While the Tax Cuts and Jobs Act (TCJA) made the most significant changes to the tax code in a generation, with sweeping implications for all industries, the Act was conspicuously lacking in energy-specific provisions. Indeed, despite a number of proposed changes to existing credits, both friendly and hostile to renewables, the TCJA ultimately did not contain an energy tax title at all. This default preference for the status quo was cheered by the wind and solar industries, whose future prospects had been previously secured in the 2015 PATH Act, but it once again left other so-called “orphaned technologies” out in the cold. Having expired at the end of 2016, these credits for geothermal heat pumps, fuel cell, small wind, and combined heat and power required an affirmative extension—and, ideally, harmonization with the PATH Act phase-down schedule for wind and solar.
Such language was included, rather unexpectedly, in a House tax bill that was otherwise hostile to renewable energy. While the bill would have nominally maintained the terms of the PATH Act, it also would have repealed the inflation adjustment for the wind PTC, retroactively modified the terms of eligibility for claiming PTC or ITC, and repealed the permanent 10% ITC for commercial solar. Having been blessed by the House, the orphans might have expected a warm reception in the upper chamber, a body known to be far more friendly to clean technologies. But when the Senate took up its version, parochial divisions over the extension and modification of certain unrelated energy credits threatened to jeopardize the bill’s momentum at a fragile time. In the end, the energy-agnostic Senate language served as the base bill for what would become law—good news for wind and solar, but leaving the expired and expiring provisions to be addressed on their own.

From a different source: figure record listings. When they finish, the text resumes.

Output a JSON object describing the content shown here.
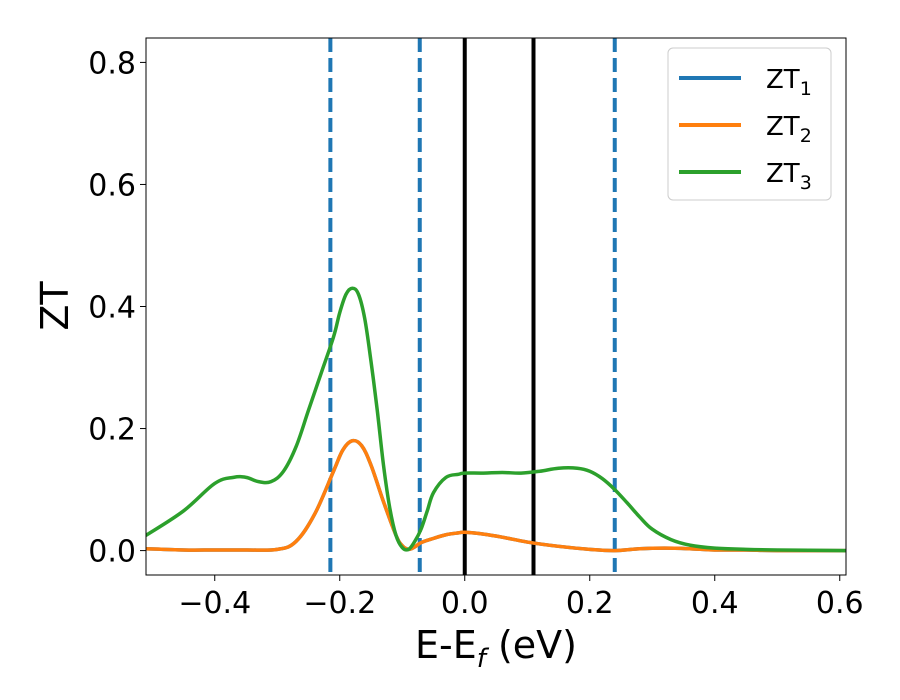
{
  "chart_data": {
    "type": "line",
    "xlabel": "E-E",
    "xlabel_sub": "f",
    "xlabel_unit": " (eV)",
    "ylabel": "ZT",
    "xlim": [
      -0.51,
      0.61
    ],
    "ylim": [
      -0.04,
      0.84
    ],
    "xticks": [
      -0.4,
      -0.2,
      0.0,
      0.2,
      0.4,
      0.6
    ],
    "xtick_labels": [
      "−0.4",
      "−0.2",
      "0.0",
      "0.2",
      "0.4",
      "0.6"
    ],
    "yticks": [
      0.0,
      0.2,
      0.4,
      0.6,
      0.8
    ],
    "ytick_labels": [
      "0.0",
      "0.2",
      "0.4",
      "0.6",
      "0.8"
    ],
    "grid": false,
    "legend_position": "top-right",
    "series": [
      {
        "name": "ZT",
        "name_sub": "1",
        "color": "#1f77b4",
        "x": [
          -0.51,
          -0.45,
          -0.4,
          -0.35,
          -0.3,
          -0.27,
          -0.24,
          -0.21,
          -0.195,
          -0.18,
          -0.165,
          -0.15,
          -0.13,
          -0.11,
          -0.1,
          -0.09,
          -0.08,
          -0.07,
          -0.05,
          -0.03,
          -0.01,
          0.0,
          0.03,
          0.06,
          0.1,
          0.15,
          0.2,
          0.24,
          0.28,
          0.32,
          0.36,
          0.4,
          0.45,
          0.5,
          0.61
        ],
        "y": [
          0.003,
          0.001,
          0.001,
          0.001,
          0.002,
          0.015,
          0.06,
          0.13,
          0.165,
          0.18,
          0.172,
          0.14,
          0.08,
          0.025,
          0.008,
          0.002,
          0.006,
          0.013,
          0.02,
          0.026,
          0.029,
          0.03,
          0.027,
          0.022,
          0.014,
          0.007,
          0.002,
          0.0,
          0.003,
          0.004,
          0.003,
          0.001,
          0.001,
          0.0,
          0.0
        ]
      },
      {
        "name": "ZT",
        "name_sub": "2",
        "color": "#ff7f0e",
        "x": [
          -0.51,
          -0.45,
          -0.4,
          -0.35,
          -0.3,
          -0.27,
          -0.24,
          -0.21,
          -0.195,
          -0.18,
          -0.165,
          -0.15,
          -0.13,
          -0.11,
          -0.1,
          -0.09,
          -0.08,
          -0.07,
          -0.05,
          -0.03,
          -0.01,
          0.0,
          0.03,
          0.06,
          0.1,
          0.15,
          0.2,
          0.24,
          0.28,
          0.32,
          0.36,
          0.4,
          0.45,
          0.5,
          0.61
        ],
        "y": [
          0.003,
          0.001,
          0.001,
          0.001,
          0.002,
          0.015,
          0.06,
          0.13,
          0.165,
          0.18,
          0.172,
          0.14,
          0.08,
          0.025,
          0.008,
          0.002,
          0.006,
          0.013,
          0.02,
          0.026,
          0.029,
          0.03,
          0.027,
          0.022,
          0.014,
          0.007,
          0.002,
          0.0,
          0.003,
          0.004,
          0.003,
          0.001,
          0.001,
          0.0,
          0.0
        ]
      },
      {
        "name": "ZT",
        "name_sub": "3",
        "color": "#2ca02c",
        "x": [
          -0.51,
          -0.45,
          -0.4,
          -0.37,
          -0.35,
          -0.33,
          -0.31,
          -0.29,
          -0.27,
          -0.25,
          -0.23,
          -0.21,
          -0.2,
          -0.19,
          -0.18,
          -0.17,
          -0.16,
          -0.15,
          -0.14,
          -0.13,
          -0.12,
          -0.11,
          -0.1,
          -0.09,
          -0.08,
          -0.07,
          -0.06,
          -0.05,
          -0.03,
          -0.01,
          0.0,
          0.03,
          0.06,
          0.09,
          0.12,
          0.15,
          0.18,
          0.2,
          0.22,
          0.24,
          0.26,
          0.28,
          0.3,
          0.33,
          0.36,
          0.4,
          0.45,
          0.5,
          0.61
        ],
        "y": [
          0.025,
          0.065,
          0.11,
          0.12,
          0.12,
          0.113,
          0.113,
          0.13,
          0.17,
          0.23,
          0.29,
          0.35,
          0.39,
          0.42,
          0.43,
          0.42,
          0.38,
          0.31,
          0.23,
          0.14,
          0.07,
          0.025,
          0.005,
          0.002,
          0.015,
          0.035,
          0.065,
          0.095,
          0.12,
          0.125,
          0.127,
          0.127,
          0.128,
          0.127,
          0.13,
          0.135,
          0.135,
          0.13,
          0.118,
          0.1,
          0.078,
          0.055,
          0.035,
          0.018,
          0.009,
          0.004,
          0.002,
          0.001,
          0.0
        ]
      }
    ],
    "vlines": [
      {
        "x": -0.215,
        "style": "dashed",
        "color": "#1f77b4"
      },
      {
        "x": -0.072,
        "style": "dashed",
        "color": "#1f77b4"
      },
      {
        "x": 0.0,
        "style": "solid",
        "color": "#000000"
      },
      {
        "x": 0.11,
        "style": "solid",
        "color": "#000000"
      },
      {
        "x": 0.24,
        "style": "dashed",
        "color": "#1f77b4"
      }
    ]
  }
}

In an effort to resolve the loose ends as swiftly as possible—and perhaps to give stakeholders some comfort—Senate Finance Committee Chairman Orrin Hatch (R-UT) introduced an extenders package on the same day the TCJA cleared the Senate floor. The bill, The Tax Extender Act of 2017, incorporates the previous House language to restore the orphan credits to the PATH Act schedule.

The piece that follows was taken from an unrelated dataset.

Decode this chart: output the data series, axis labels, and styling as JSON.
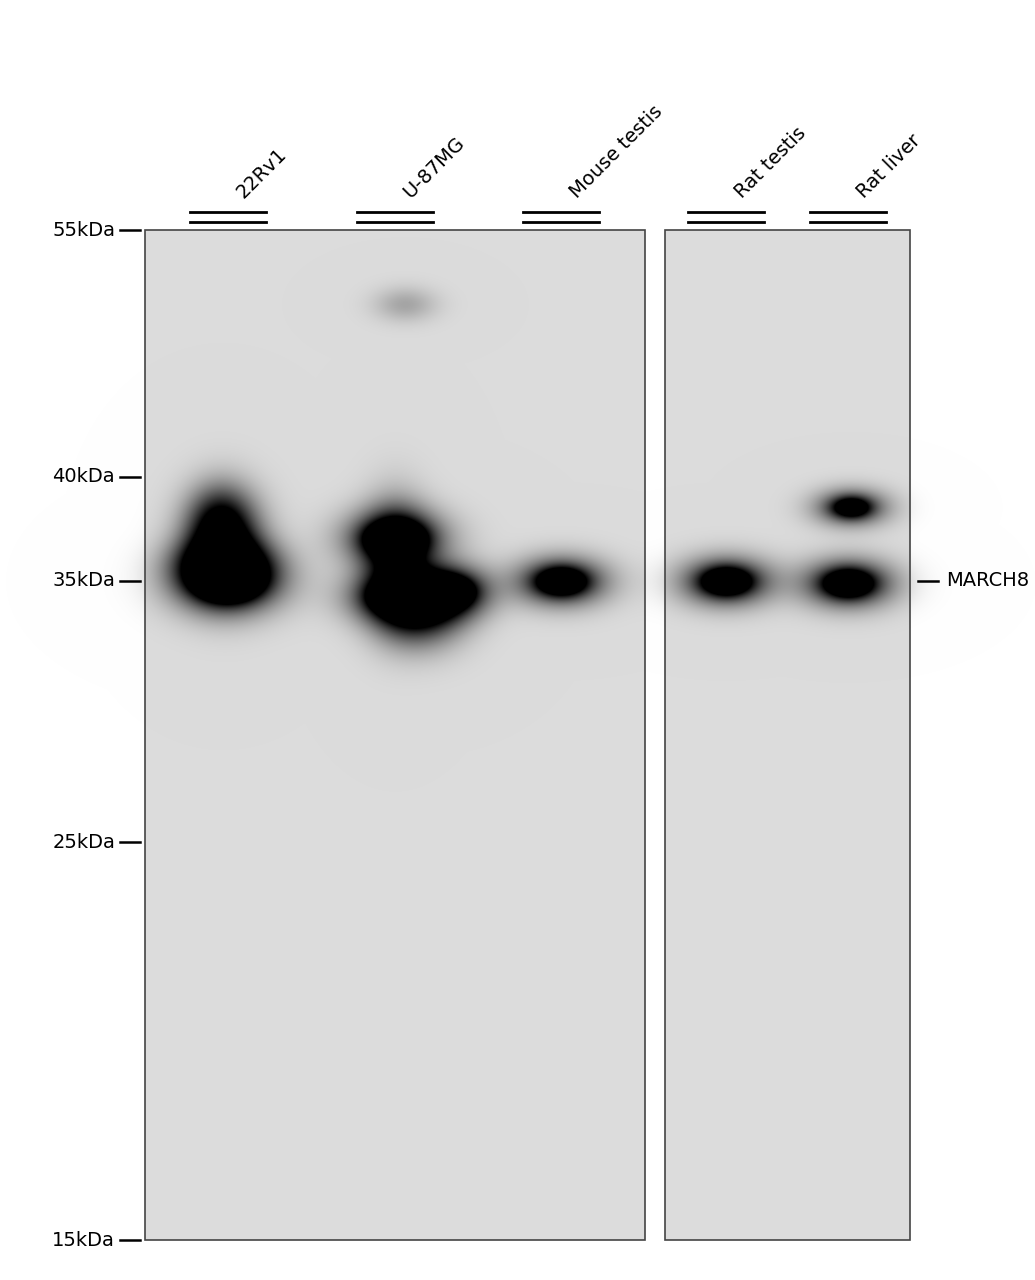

While the introduction of the Hatch package was intended to secure a ride on the next government funding vehicle, the picture remains no clearer more than a month later. If anything, a brief January shutdown has made eliding the immigration issue more difficult, and the two sides seem as far apart as ever. Nor are tax extenders the only policy matter stuck in the queue—also at the mercy of this standoff are health extenders, disaster relief funds, and other issues ranging from opioid treatment grants to pension reform. As time ticks by without a deal on DACA (or DREAMers), which Democrats have made a prerequisite for an agreement on spending, it becomes more likely that the passage of extenders slips beyond filing season, perhaps into the summer. One potential forcing mechanism for a bigger deal is the debt ceiling, which is likely to kick back in sometime in March, but an influx of cash from repatriation and other TCJA-related changes could carry “extraordinary measures” through the summer. As Senator John Thune (R-SD) said of the extenders bill recently, “the question is not if, but when.” And at this point when remains very much up in the air.